Eva Knott 7:12 p.m., May 20
In a bid to try something new, my man and I broke out of our comfort zone one recent Sunday to seek out uncharted sushi territory (at least, uncharted for us). We turned to Pacific Beach, an area we usually reserved only for quick visits to Great News!, our favorite cookware store in town. While I drove, David googled and yelped and chowhounded until he narrowed his search to three potential places on Garnet Avenue. We eventually found ourselves at PB Mika Sushi.
It was a basic place, with basic decor. Some TVs tuned to the Olympics, a handful of people scattered between the sushi bar and the few tables lining the opposite wall. Nothing stood out, save for the food (I'll get to that), and Asako, the owner and our server for the afternoon, and the person who transformed a hole-in-the-wall-on-the-main-drag sushi joint into a destination spot for these two sushi-loving foodies.
I was happy to see shrimp dumplings on the appetizer menu. We'd tossed around the idea of getting dim sum, but David had a hankering for sushi. Now both of our cravings could be satisfied. It was a lovely little plate -- the fresh steamed dumplings were served on a bed of cabbage with a lemon wedge, and a spicy ponzu sauce for dipping.
We ordered a few rolls, and were delighted when they were each served on unique, wabi-sabi style dishes, reminding us of the many good meals we've had in Japan. The sushi itself was delectable. We were both partial to the shrimp crunch roll, particularly because the crunch was very crunchy, indicating its freshness; the crispness was a pleasurable contrast to the soft chewiness of each bite.
Things were not as crispy with the Las Vegas roll. There's a reason all things Vegas should stay there. I went against David's sensibilities and ordered the roll, which contains cream cheese (David, a sushi purist, couldn't even look). I didn't realize the entire roll would be fried. I sucked up the guilt most reserve for the County Fair (where everything from cookies to your car keys are tossed in the fryer) and sampled it anyway. Because the whole roll was fried, the texture was not crunchy, but borderline soggy. And I could see why David took issue with cream cheese (both texturally and flavor-wise) in a sushi roll.

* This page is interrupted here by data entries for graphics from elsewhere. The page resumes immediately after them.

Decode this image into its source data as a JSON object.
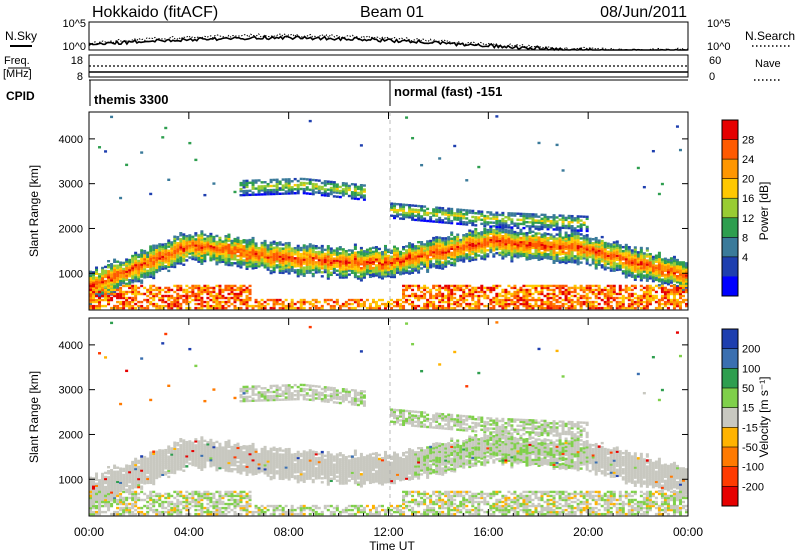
{
  "header": {
    "left": "Hokkaido (fitACF)",
    "center": "Beam 01",
    "right": "08/Jun/2011"
  },
  "top_panels": {
    "nsky_label": "N.Sky",
    "nsky_ticks": [
      "10^5",
      "10^0"
    ],
    "nsearch_label": "N.Search",
    "nsearch_ticks": [
      "10^5",
      "10^0"
    ],
    "freq_label_1": "Freq.",
    "freq_label_2": "[MHz]",
    "freq_ticks": [
      "18",
      "8"
    ],
    "nave_label": "Nave",
    "nave_ticks": [
      "60",
      "0"
    ],
    "cpid_label": "CPID",
    "cpid_segments": [
      {
        "label": "themis 3300",
        "start_hour": 0
      },
      {
        "label": "normal (fast) -151",
        "start_hour": 12
      }
    ]
  },
  "chart_data": [
    {
      "type": "heatmap",
      "quantity": "power",
      "ylabel": "Slant Range [km]",
      "ylim": [
        180,
        4600
      ],
      "yticks": [
        "1000",
        "2000",
        "3000",
        "4000"
      ],
      "xlim_hours": [
        0,
        24
      ],
      "colorbar_label": "Power [dB]",
      "colorbar_ticks": [
        "28",
        "24",
        "20",
        "16",
        "12",
        "8",
        "4"
      ],
      "colorbar_colors": [
        "#e60000",
        "#ff5a00",
        "#ff9600",
        "#ffc800",
        "#99cc33",
        "#2e9e4f",
        "#3a7a9a",
        "#1e3faf",
        "#0000ff"
      ],
      "bands": [
        {
          "hours": [
            0,
            24
          ],
          "center_km": [
            700,
            1600,
            1300,
            1200,
            1700,
            1500,
            900
          ],
          "level": "high"
        },
        {
          "hours": [
            6,
            11
          ],
          "center_km": [
            2900,
            2950,
            2800
          ],
          "level": "mid"
        },
        {
          "hours": [
            12,
            20
          ],
          "center_km": [
            2400,
            2200,
            2100
          ],
          "level": "mid"
        }
      ]
    },
    {
      "type": "heatmap",
      "quantity": "velocity",
      "ylabel": "Slant Range [km]",
      "ylim": [
        180,
        4600
      ],
      "yticks": [
        "1000",
        "2000",
        "3000",
        "4000"
      ],
      "xlim_hours": [
        0,
        24
      ],
      "xticks": [
        "00:00",
        "04:00",
        "08:00",
        "12:00",
        "16:00",
        "20:00",
        "00:00"
      ],
      "xlabel": "Time UT",
      "colorbar_label": "Velocity [m s⁻¹]",
      "colorbar_ticks": [
        "200",
        "100",
        "50",
        "15",
        "-15",
        "-50",
        "-100",
        "-200"
      ],
      "colorbar_colors": [
        "#1e3faf",
        "#3a6fb0",
        "#2e9e4f",
        "#7fd04a",
        "#c8c8c0",
        "#ffb300",
        "#ff7a00",
        "#ff3a00",
        "#e60000"
      ]
    }
  ]
}
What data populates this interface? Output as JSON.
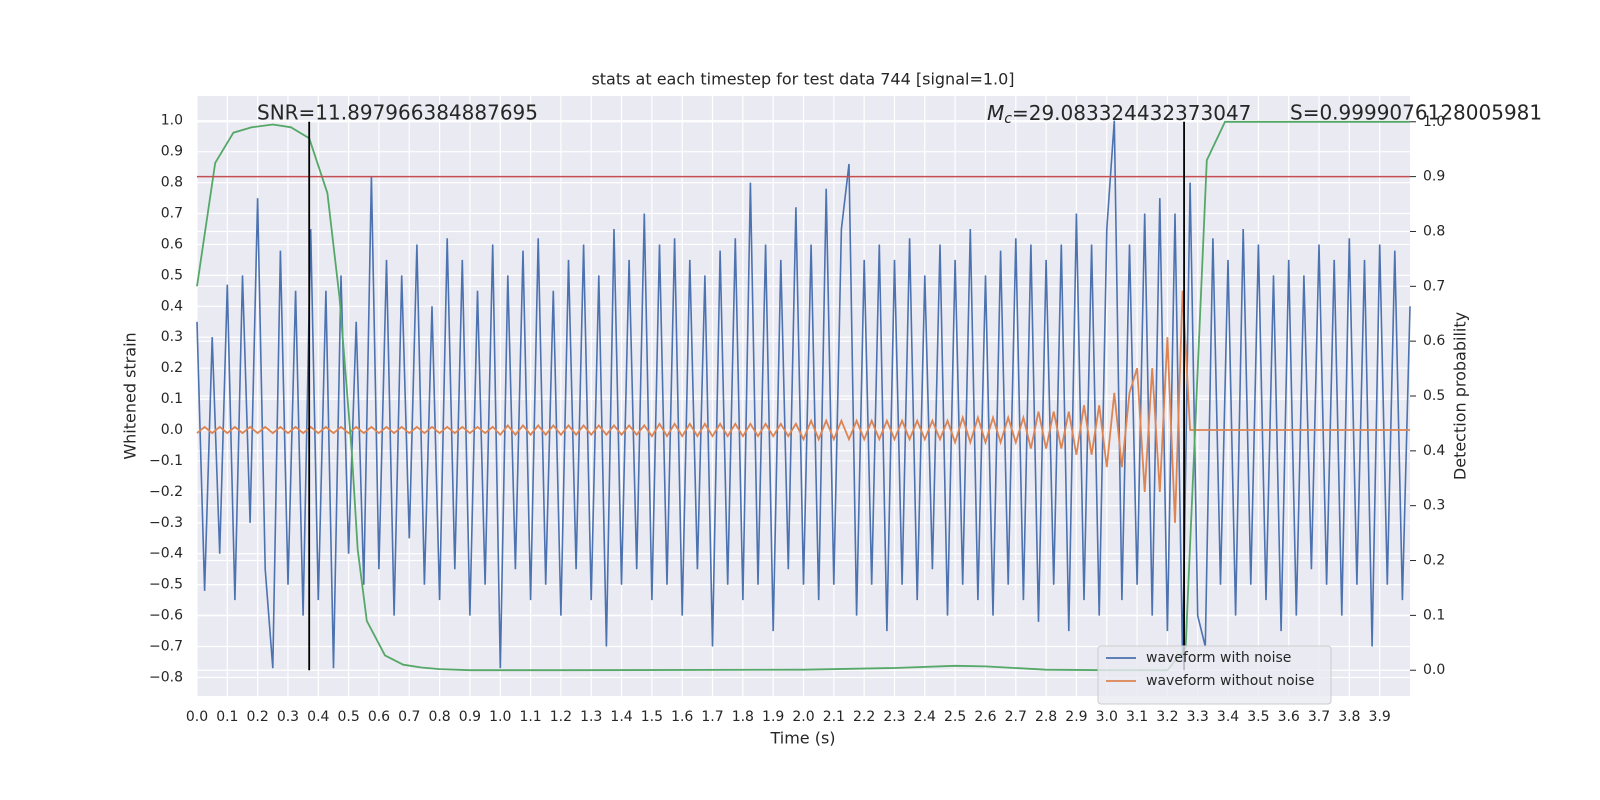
{
  "chart_data": {
    "type": "line",
    "title": "stats at each timestep for test data 744 [signal=1.0]",
    "xlabel": "Time (s)",
    "ylabel": "Whitened strain",
    "y2label": "Detection probability",
    "annotations": {
      "snr": "SNR=11.897966384887695",
      "mc_symbol": "M",
      "mc_subscript": "c",
      "mc_value": "=29.083324432373047",
      "s": "S=0.9999076128005981"
    },
    "xlim": [
      0,
      4
    ],
    "ylim": [
      -0.86,
      1.08
    ],
    "y2lim": [
      -0.047,
      1.047
    ],
    "grid": true,
    "legend": "lower right",
    "xticks": [
      {
        "value": 0,
        "label": "0.0"
      },
      {
        "value": 0.1,
        "label": "0.1"
      },
      {
        "value": 0.2,
        "label": "0.2"
      },
      {
        "value": 0.3,
        "label": "0.3"
      },
      {
        "value": 0.4,
        "label": "0.4"
      },
      {
        "value": 0.5,
        "label": "0.5"
      },
      {
        "value": 0.6,
        "label": "0.6"
      },
      {
        "value": 0.7,
        "label": "0.7"
      },
      {
        "value": 0.8,
        "label": "0.8"
      },
      {
        "value": 0.9,
        "label": "0.9"
      },
      {
        "value": 1,
        "label": "1.0"
      },
      {
        "value": 1.1,
        "label": "1.1"
      },
      {
        "value": 1.2,
        "label": "1.2"
      },
      {
        "value": 1.3,
        "label": "1.3"
      },
      {
        "value": 1.4,
        "label": "1.4"
      },
      {
        "value": 1.5,
        "label": "1.5"
      },
      {
        "value": 1.6,
        "label": "1.6"
      },
      {
        "value": 1.7,
        "label": "1.7"
      },
      {
        "value": 1.8,
        "label": "1.8"
      },
      {
        "value": 1.9,
        "label": "1.9"
      },
      {
        "value": 2,
        "label": "2.0"
      },
      {
        "value": 2.1,
        "label": "2.1"
      },
      {
        "value": 2.2,
        "label": "2.2"
      },
      {
        "value": 2.3,
        "label": "2.3"
      },
      {
        "value": 2.4,
        "label": "2.4"
      },
      {
        "value": 2.5,
        "label": "2.5"
      },
      {
        "value": 2.6,
        "label": "2.6"
      },
      {
        "value": 2.7,
        "label": "2.7"
      },
      {
        "value": 2.8,
        "label": "2.8"
      },
      {
        "value": 2.9,
        "label": "2.9"
      },
      {
        "value": 3,
        "label": "3.0"
      },
      {
        "value": 3.1,
        "label": "3.1"
      },
      {
        "value": 3.2,
        "label": "3.2"
      },
      {
        "value": 3.3,
        "label": "3.3"
      },
      {
        "value": 3.4,
        "label": "3.4"
      },
      {
        "value": 3.5,
        "label": "3.5"
      },
      {
        "value": 3.6,
        "label": "3.6"
      },
      {
        "value": 3.7,
        "label": "3.7"
      },
      {
        "value": 3.8,
        "label": "3.8"
      },
      {
        "value": 3.9,
        "label": "3.9"
      }
    ],
    "yticks": [
      {
        "value": -0.8,
        "label": "−0.8"
      },
      {
        "value": -0.7,
        "label": "−0.7"
      },
      {
        "value": -0.6,
        "label": "−0.6"
      },
      {
        "value": -0.5,
        "label": "−0.5"
      },
      {
        "value": -0.4,
        "label": "−0.4"
      },
      {
        "value": -0.3,
        "label": "−0.3"
      },
      {
        "value": -0.2,
        "label": "−0.2"
      },
      {
        "value": -0.1,
        "label": "−0.1"
      },
      {
        "value": 0,
        "label": "0.0"
      },
      {
        "value": 0.1,
        "label": "0.1"
      },
      {
        "value": 0.2,
        "label": "0.2"
      },
      {
        "value": 0.3,
        "label": "0.3"
      },
      {
        "value": 0.4,
        "label": "0.4"
      },
      {
        "value": 0.5,
        "label": "0.5"
      },
      {
        "value": 0.6,
        "label": "0.6"
      },
      {
        "value": 0.7,
        "label": "0.7"
      },
      {
        "value": 0.8,
        "label": "0.8"
      },
      {
        "value": 0.9,
        "label": "0.9"
      },
      {
        "value": 1,
        "label": "1.0"
      }
    ],
    "y2ticks": [
      {
        "value": 0,
        "label": "0.0"
      },
      {
        "value": 0.1,
        "label": "0.1"
      },
      {
        "value": 0.2,
        "label": "0.2"
      },
      {
        "value": 0.3,
        "label": "0.3"
      },
      {
        "value": 0.4,
        "label": "0.4"
      },
      {
        "value": 0.5,
        "label": "0.5"
      },
      {
        "value": 0.6,
        "label": "0.6"
      },
      {
        "value": 0.7,
        "label": "0.7"
      },
      {
        "value": 0.8,
        "label": "0.8"
      },
      {
        "value": 0.9,
        "label": "0.9"
      },
      {
        "value": 1,
        "label": "1.0"
      }
    ],
    "threshold": {
      "value": 0.9,
      "axis": "y2",
      "color": "#c44e52"
    },
    "vlines": {
      "x": [
        0.37,
        3.255
      ],
      "ymin": 0,
      "ymax": 1,
      "axis": "y2",
      "color": "#000000"
    },
    "x": [
      0,
      0.025,
      0.05,
      0.075,
      0.1,
      0.125,
      0.15,
      0.175,
      0.2,
      0.225,
      0.25,
      0.275,
      0.3,
      0.325,
      0.35,
      0.375,
      0.4,
      0.425,
      0.45,
      0.475,
      0.5,
      0.525,
      0.55,
      0.575,
      0.6,
      0.625,
      0.65,
      0.675,
      0.7,
      0.725,
      0.75,
      0.775,
      0.8,
      0.825,
      0.85,
      0.875,
      0.9,
      0.925,
      0.95,
      0.975,
      1,
      1.025,
      1.05,
      1.075,
      1.1,
      1.125,
      1.15,
      1.175,
      1.2,
      1.225,
      1.25,
      1.275,
      1.3,
      1.325,
      1.35,
      1.375,
      1.4,
      1.425,
      1.45,
      1.475,
      1.5,
      1.525,
      1.55,
      1.575,
      1.6,
      1.625,
      1.65,
      1.675,
      1.7,
      1.725,
      1.75,
      1.775,
      1.8,
      1.825,
      1.85,
      1.875,
      1.9,
      1.925,
      1.95,
      1.975,
      2,
      2.025,
      2.05,
      2.075,
      2.1,
      2.125,
      2.15,
      2.175,
      2.2,
      2.225,
      2.25,
      2.275,
      2.3,
      2.325,
      2.35,
      2.375,
      2.4,
      2.425,
      2.45,
      2.475,
      2.5,
      2.525,
      2.55,
      2.575,
      2.6,
      2.625,
      2.65,
      2.675,
      2.7,
      2.725,
      2.75,
      2.775,
      2.8,
      2.825,
      2.85,
      2.875,
      2.9,
      2.925,
      2.95,
      2.975,
      3,
      3.025,
      3.05,
      3.075,
      3.1,
      3.125,
      3.15,
      3.175,
      3.2,
      3.225,
      3.25,
      3.275,
      3.3,
      3.325,
      3.35,
      3.375,
      3.4,
      3.425,
      3.45,
      3.475,
      3.5,
      3.525,
      3.55,
      3.575,
      3.6,
      3.625,
      3.65,
      3.675,
      3.7,
      3.725,
      3.75,
      3.775,
      3.8,
      3.825,
      3.85,
      3.875,
      3.9,
      3.925,
      3.95,
      3.975,
      4
    ],
    "series": [
      {
        "name": "waveform with noise",
        "color": "#4c72b0",
        "values": [
          0.35,
          -0.52,
          0.3,
          -0.4,
          0.47,
          -0.55,
          0.5,
          -0.3,
          0.75,
          -0.45,
          -0.77,
          0.58,
          -0.5,
          0.45,
          -0.6,
          0.65,
          -0.55,
          0.45,
          -0.77,
          0.5,
          -0.4,
          0.35,
          -0.5,
          0.82,
          -0.45,
          0.55,
          -0.6,
          0.5,
          -0.35,
          0.6,
          -0.5,
          0.4,
          -0.55,
          0.62,
          -0.45,
          0.55,
          -0.6,
          0.45,
          -0.5,
          0.6,
          -0.77,
          0.5,
          -0.45,
          0.58,
          -0.55,
          0.62,
          -0.5,
          0.45,
          -0.6,
          0.55,
          -0.45,
          0.6,
          -0.55,
          0.5,
          -0.7,
          0.65,
          -0.5,
          0.55,
          -0.45,
          0.7,
          -0.55,
          0.6,
          -0.5,
          0.62,
          -0.6,
          0.55,
          -0.45,
          0.5,
          -0.7,
          0.58,
          -0.5,
          0.62,
          -0.55,
          0.8,
          -0.5,
          0.6,
          -0.65,
          0.55,
          -0.45,
          0.72,
          -0.5,
          0.6,
          -0.55,
          0.78,
          -0.5,
          0.65,
          0.86,
          -0.6,
          0.55,
          -0.5,
          0.6,
          -0.65,
          0.55,
          -0.5,
          0.62,
          -0.55,
          0.5,
          -0.45,
          0.6,
          -0.6,
          0.55,
          -0.5,
          0.65,
          -0.55,
          0.5,
          -0.6,
          0.58,
          -0.5,
          0.62,
          -0.55,
          0.6,
          -0.62,
          0.55,
          -0.5,
          0.6,
          -0.65,
          0.7,
          -0.55,
          0.6,
          -0.6,
          0.65,
          1.0,
          -0.55,
          0.6,
          -0.5,
          0.7,
          -0.6,
          0.75,
          -0.65,
          0.7,
          -0.75,
          0.8,
          -0.6,
          -0.7,
          0.62,
          -0.5,
          0.55,
          -0.6,
          0.65,
          -0.5,
          0.6,
          -0.55,
          0.5,
          -0.65,
          0.55,
          -0.6,
          0.5,
          -0.45,
          0.6,
          -0.5,
          0.55,
          -0.6,
          0.62,
          -0.5,
          0.55,
          -0.7,
          0.6,
          -0.5,
          0.58,
          -0.55,
          0.4
        ]
      },
      {
        "name": "waveform without noise",
        "color": "#dd8452",
        "values": [
          -0.01,
          0.01,
          -0.01,
          0.01,
          -0.01,
          0.01,
          -0.01,
          0.01,
          -0.01,
          0.01,
          -0.01,
          0.01,
          -0.01,
          0.01,
          -0.01,
          0.01,
          -0.01,
          0.01,
          -0.01,
          0.01,
          -0.01,
          0.01,
          -0.01,
          0.01,
          -0.01,
          0.01,
          -0.01,
          0.01,
          -0.01,
          0.01,
          -0.01,
          0.01,
          -0.01,
          0.01,
          -0.01,
          0.01,
          -0.01,
          0.01,
          -0.01,
          0.01,
          -0.015,
          0.015,
          -0.015,
          0.015,
          -0.015,
          0.015,
          -0.015,
          0.015,
          -0.015,
          0.015,
          -0.015,
          0.015,
          -0.015,
          0.015,
          -0.015,
          0.015,
          -0.015,
          0.015,
          -0.015,
          0.015,
          -0.02,
          0.02,
          -0.02,
          0.02,
          -0.02,
          0.02,
          -0.02,
          0.02,
          -0.02,
          0.02,
          -0.02,
          0.02,
          -0.02,
          0.02,
          -0.02,
          0.02,
          -0.02,
          0.02,
          -0.02,
          0.02,
          -0.03,
          0.03,
          -0.03,
          0.03,
          -0.03,
          0.03,
          -0.03,
          0.03,
          -0.03,
          0.03,
          -0.03,
          0.03,
          -0.03,
          0.03,
          -0.03,
          0.03,
          -0.03,
          0.03,
          -0.03,
          0.03,
          -0.04,
          0.04,
          -0.04,
          0.04,
          -0.04,
          0.04,
          -0.04,
          0.04,
          -0.04,
          0.04,
          -0.06,
          0.06,
          -0.06,
          0.06,
          -0.06,
          0.06,
          -0.08,
          0.08,
          -0.08,
          0.08,
          -0.12,
          0.12,
          -0.12,
          0.12,
          0.2,
          -0.2,
          0.2,
          -0.2,
          0.3,
          -0.3,
          0.45,
          0,
          0,
          0,
          0,
          0,
          0,
          0,
          0,
          0,
          0,
          0,
          0,
          0,
          0,
          0,
          0,
          0,
          0,
          0,
          0,
          0,
          0,
          0,
          0,
          0,
          0,
          0,
          0,
          0,
          0
        ]
      },
      {
        "color": "#55a868",
        "axis": "y2",
        "x": [
          0,
          0.06,
          0.12,
          0.18,
          0.25,
          0.31,
          0.37,
          0.43,
          0.47,
          0.51,
          0.53,
          0.56,
          0.62,
          0.68,
          0.74,
          0.8,
          0.9,
          1.2,
          2.0,
          2.3,
          2.5,
          2.6,
          2.8,
          3.0,
          3.2,
          3.26,
          3.33,
          3.39,
          4.0
        ],
        "values": [
          0.7,
          0.925,
          0.98,
          0.99,
          0.995,
          0.99,
          0.97,
          0.87,
          0.68,
          0.4,
          0.22,
          0.09,
          0.027,
          0.01,
          0.005,
          0.002,
          0,
          0,
          0.001,
          0.004,
          0.008,
          0.007,
          0.001,
          0,
          0,
          0.04,
          0.93,
          1.0,
          1.0
        ]
      }
    ]
  }
}
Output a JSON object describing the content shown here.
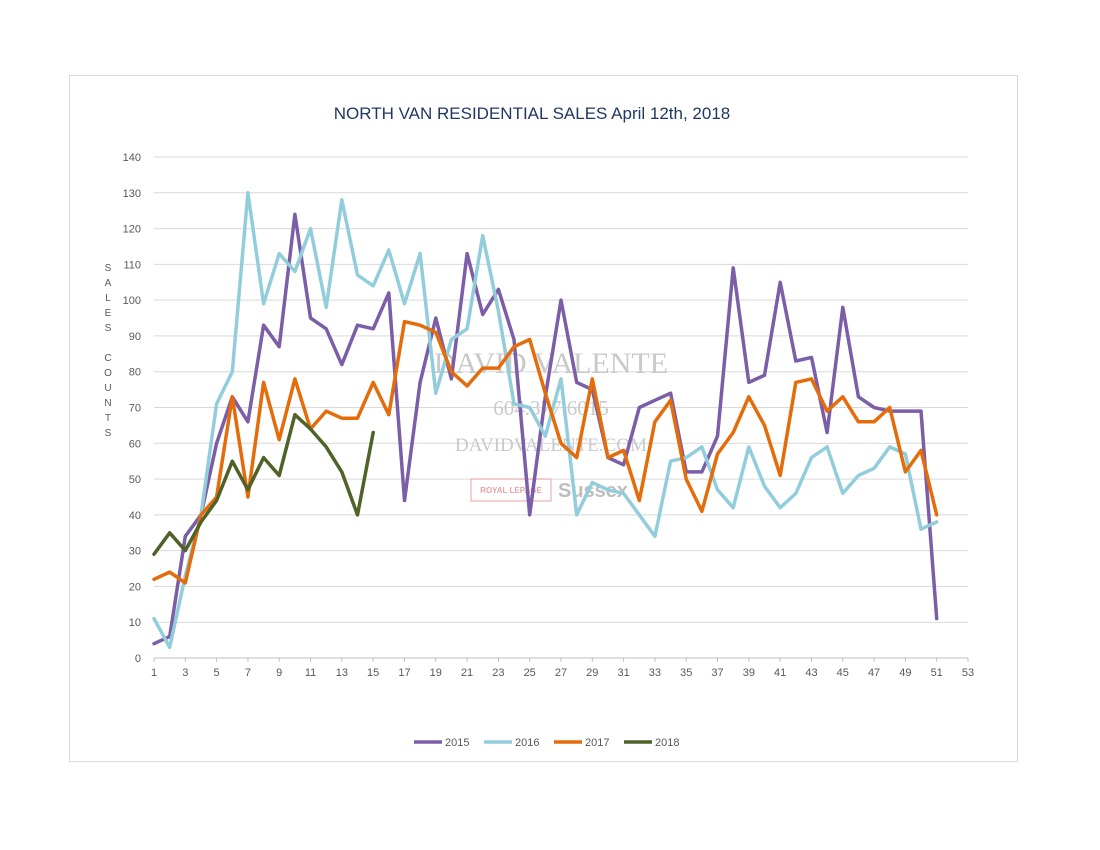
{
  "chart_data": {
    "type": "line",
    "title": "NORTH VAN RESIDENTIAL SALES April 12th, 2018",
    "ylabel": "SALES COUNTS",
    "ylabel_lines": [
      "S",
      "A",
      "L",
      "E",
      "S",
      "",
      "C",
      "O",
      "U",
      "N",
      "T",
      "S"
    ],
    "xlabel": "",
    "xlim": [
      1,
      53
    ],
    "ylim": [
      0,
      140
    ],
    "x_ticks": [
      1,
      3,
      5,
      7,
      9,
      11,
      13,
      15,
      17,
      19,
      21,
      23,
      25,
      27,
      29,
      31,
      33,
      35,
      37,
      39,
      41,
      43,
      45,
      47,
      49,
      51,
      53
    ],
    "y_ticks": [
      0,
      10,
      20,
      30,
      40,
      50,
      60,
      70,
      80,
      90,
      100,
      110,
      120,
      130,
      140
    ],
    "grid": true,
    "legend_position": "bottom",
    "watermark": {
      "name": "DAVID VALENTE",
      "phone": "604.377.6015",
      "site": "DAVIDVALENTE.COM",
      "brand": "ROYAL LEPAGE",
      "office": "Sussex"
    },
    "series": [
      {
        "name": "2015",
        "color": "#7b5ea7",
        "values": [
          4,
          6,
          34,
          40,
          60,
          73,
          66,
          93,
          87,
          124,
          95,
          92,
          82,
          93,
          92,
          102,
          44,
          77,
          95,
          78,
          113,
          96,
          103,
          89,
          40,
          73,
          100,
          77,
          75,
          56,
          54,
          70,
          72,
          74,
          52,
          52,
          62,
          109,
          77,
          79,
          105,
          83,
          84,
          63,
          98,
          73,
          70,
          69,
          69,
          69,
          11
        ]
      },
      {
        "name": "2016",
        "color": "#92cddc",
        "values": [
          11,
          3,
          23,
          40,
          71,
          80,
          130,
          99,
          113,
          108,
          120,
          98,
          128,
          107,
          104,
          114,
          99,
          113,
          74,
          89,
          92,
          118,
          97,
          71,
          70,
          62,
          78,
          40,
          49,
          47,
          46,
          40,
          34,
          55,
          56,
          59,
          47,
          42,
          59,
          48,
          42,
          46,
          56,
          59,
          46,
          51,
          53,
          59,
          57,
          36,
          38
        ]
      },
      {
        "name": "2017",
        "color": "#e46c0a",
        "values": [
          22,
          24,
          21,
          40,
          45,
          73,
          45,
          77,
          61,
          78,
          64,
          69,
          67,
          67,
          77,
          68,
          94,
          93,
          91,
          80,
          76,
          81,
          81,
          87,
          89,
          74,
          60,
          56,
          78,
          56,
          58,
          44,
          66,
          72,
          50,
          41,
          57,
          63,
          73,
          65,
          51,
          77,
          78,
          69,
          73,
          66,
          66,
          70,
          52,
          58,
          40
        ]
      },
      {
        "name": "2018",
        "color": "#4f6228",
        "values": [
          29,
          35,
          30,
          38,
          44,
          55,
          47,
          56,
          51,
          68,
          64,
          59,
          52,
          40,
          63
        ]
      }
    ]
  }
}
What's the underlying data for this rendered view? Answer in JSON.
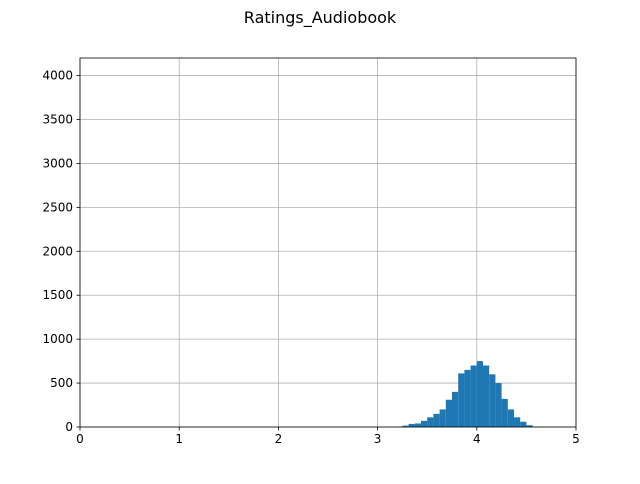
{
  "chart_data": {
    "type": "bar",
    "title": "Ratings_Audiobook",
    "xlabel": "",
    "ylabel": "",
    "xlim": [
      0,
      5
    ],
    "ylim": [
      0,
      4200
    ],
    "x_ticks": [
      0,
      1,
      2,
      3,
      4,
      5
    ],
    "y_ticks": [
      0,
      500,
      1000,
      1500,
      2000,
      2500,
      3000,
      3500,
      4000
    ],
    "grid": true,
    "bar_color": "#1f77b4",
    "bin_width": 0.0625,
    "bin_edges_start": 3.1875,
    "values": [
      5,
      15,
      35,
      40,
      70,
      110,
      150,
      200,
      310,
      400,
      610,
      650,
      700,
      750,
      700,
      600,
      500,
      320,
      200,
      110,
      60,
      20,
      5
    ]
  }
}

This one was not my favorite.
I did not try the Dragon Roll (a California roll with fresh water eel on the outside), but David seemed to enjoy it, down to the last grain of rice on the plate.
"What's that?" I asked, when I saw Asako, the woman behind the counter, refilling glasses belonging to the two guys next to us with an opaque green liquid.
"It's my own creation, it's not on the menu," she said with a conspiratorial smile. "I only make it on Sundays, and share it with my repeat customers. I like Sundays. Want to try it?"
David and I were all nods. Asako fetched us two shot glasses and filled our glasses, and a third for herself, so she could all kanpai. "It's green tea with Japanese vodka -- shochu," she explained as we sipped.
"This is delicious," I said. Shochu, I knew, is not as strong as vodka, but it packs a heavier punch than beer or wine. I smiled and proffered my cup when offered a refill. From the strong green color, it appeared (though I did not verify) that she had used matcha green tea powder. From the look of the glass, I expected an alfalfa flavor, as with hot matcha, or even Starbucks matcha latte. But this was light and sweet, without being cloying. It was refreshing and dangerously easy drinking.
As we bid farewell, Asako said, "See you next week!" She was half-joking, but David and I exchanged a serious glance.
"You just might," I said. Some friends have repeatedly urged me to check out the good eats in Pacific Beach. I rarely do, as the area has not been in the path of my stomping grounds. But now I know my friends were right when they said P.B. has hidden gems. And some of them are green.